The image of 3-year-old Aylan Kurdi, lying facedown after a perilous journey across the Mediterranean, shook the world. His tiny lifeless body silenced the leaders who had been quarreling over how to deal with the migrants. In fact, the harrowing photo became a symbol of Syria’s refugee crisis.
However, it was not enough to improve the situation for refugee children. Everyone wept for the young life who perished at the sea, but it was all for a moment. He wasn’t the first child to drown and he certainly was not the last — but no one seems to care anymore.
“The politicians said after the deaths in my family: Never again!” Aylan’s bereaved father, Abdullah Kurdi, lamented on his son’s first death anniversary. “Everyone claimed they wanted to do something because of the photo that touched them so much. But what is happening now? People are still dying and nobody is doing anything about it.”

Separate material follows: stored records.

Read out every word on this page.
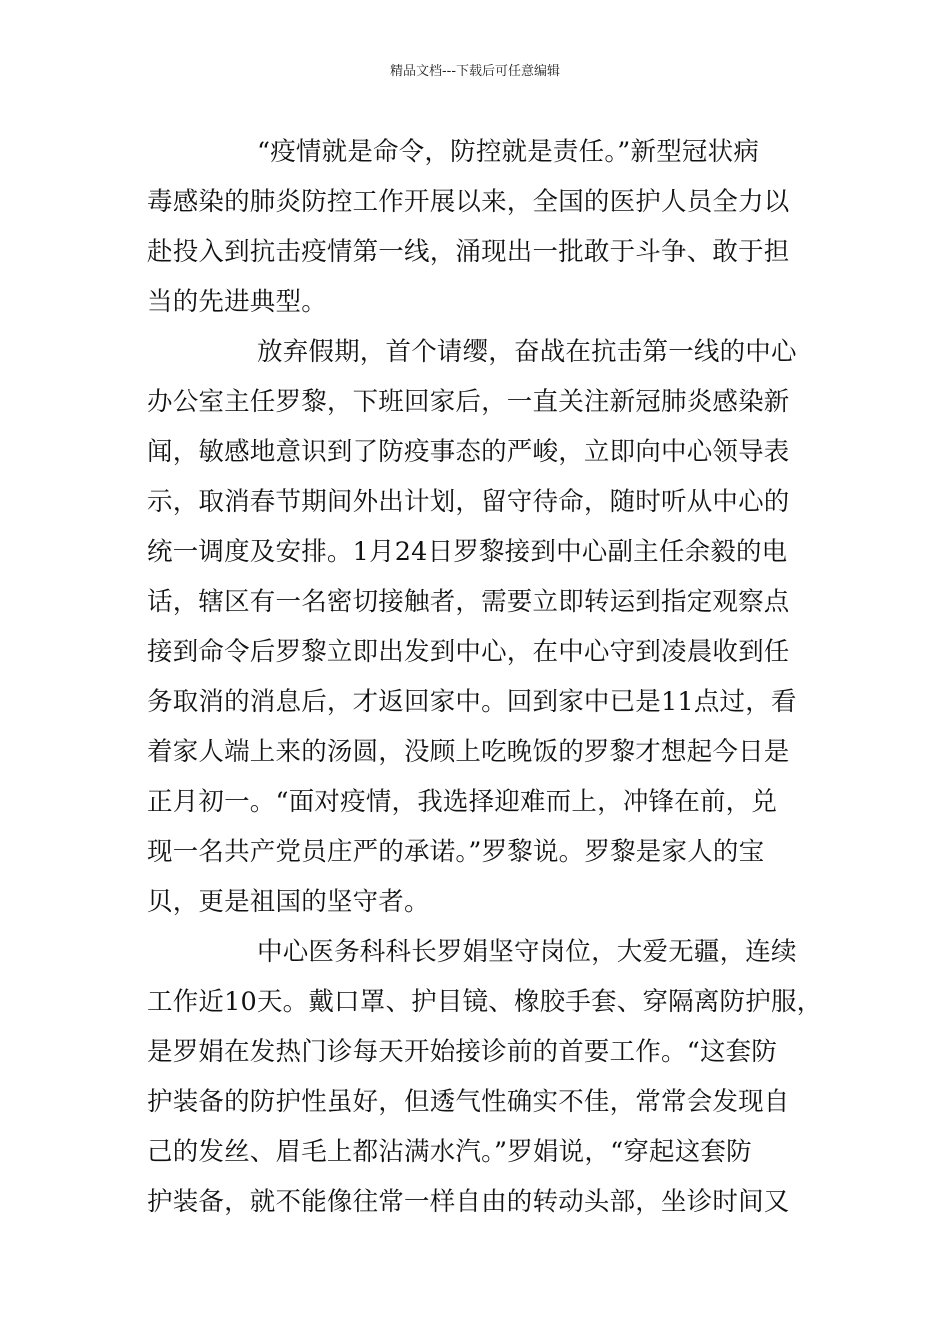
精品文档---下载后可任意编辑
“疫情就是命令，防控就是责任。”新型冠状病
毒感染的肺炎防控工作开展以来，全国的医护人员全力以
赴投入到抗击疫情第一线，涌现出一批敢于斗争、敢于担
当的先进典型。
放弃假期，首个请缨，奋战在抗击第一线的中心
办公室主任罗黎，下班回家后，一直关注新冠肺炎感染新
闻，敏感地意识到了防疫事态的严峻，立即向中心领导表
示，取消春节期间外出计划，留守待命，随时听从中心的
统一调度及安排。1月24日罗黎接到中心副主任余毅的电
话，辖区有一名密切接触者，需要立即转运到指定观察点
接到命令后罗黎立即出发到中心，在中心守到凌晨收到任
务取消的消息后，才返回家中。回到家中已是11点过，看
着家人端上来的汤圆，没顾上吃晚饭的罗黎才想起今日是
正月初一。“面对疫情，我选择迎难而上，冲锋在前，兑
现一名共产党员庄严的承诺。”罗黎说。罗黎是家人的宝
贝，更是祖国的坚守者。
中心医务科科长罗娟坚守岗位，大爱无疆，连续
工作近10天。戴口罩、护目镜、橡胶手套、穿隔离防护服，
是罗娟在发热门诊每天开始接诊前的首要工作。“这套防
护装备的防护性虽好，但透气性确实不佳，常常会发现自
己的发丝、眉毛上都沾满水汽。”罗娟说，“穿起这套防
护装备，就不能像往常一样自由的转动头部，坐诊时间又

His wife Rehab and his oldest son, Galip, 5, also drowned that fateful day.
The 41-year-old now lives alone in an apartment in Erbil, the capital of Iraqi Kurdistan, where he has kept his late son’s stuffed toys in the living room to remember him by.
“These things must be shown to make clear to people what is happening, but in the end the picture did not change much. The horror in Syria must finally stop,” he added. “Now I'm probably safer than I've ever been in my life. But for what?”
Countless children have experienced the same fate since then. The video above shows the innocent faces of a few of those who embarked on a journey to safe haven but never reached the shore. Some even made it to the land, but did not survive for much longer.
The International Organization for Migration claims about 284,572 people have made the Mediterranean crossing so far in 2016. Since Aylan’s death, 4,185 drowned trying to reach Europe compared to 3,713 in the year before that.
Moreover, refugee deaths are up by more than 1,000 as compared to 2015.
The crisis persists — so why has the world stopped talking about it?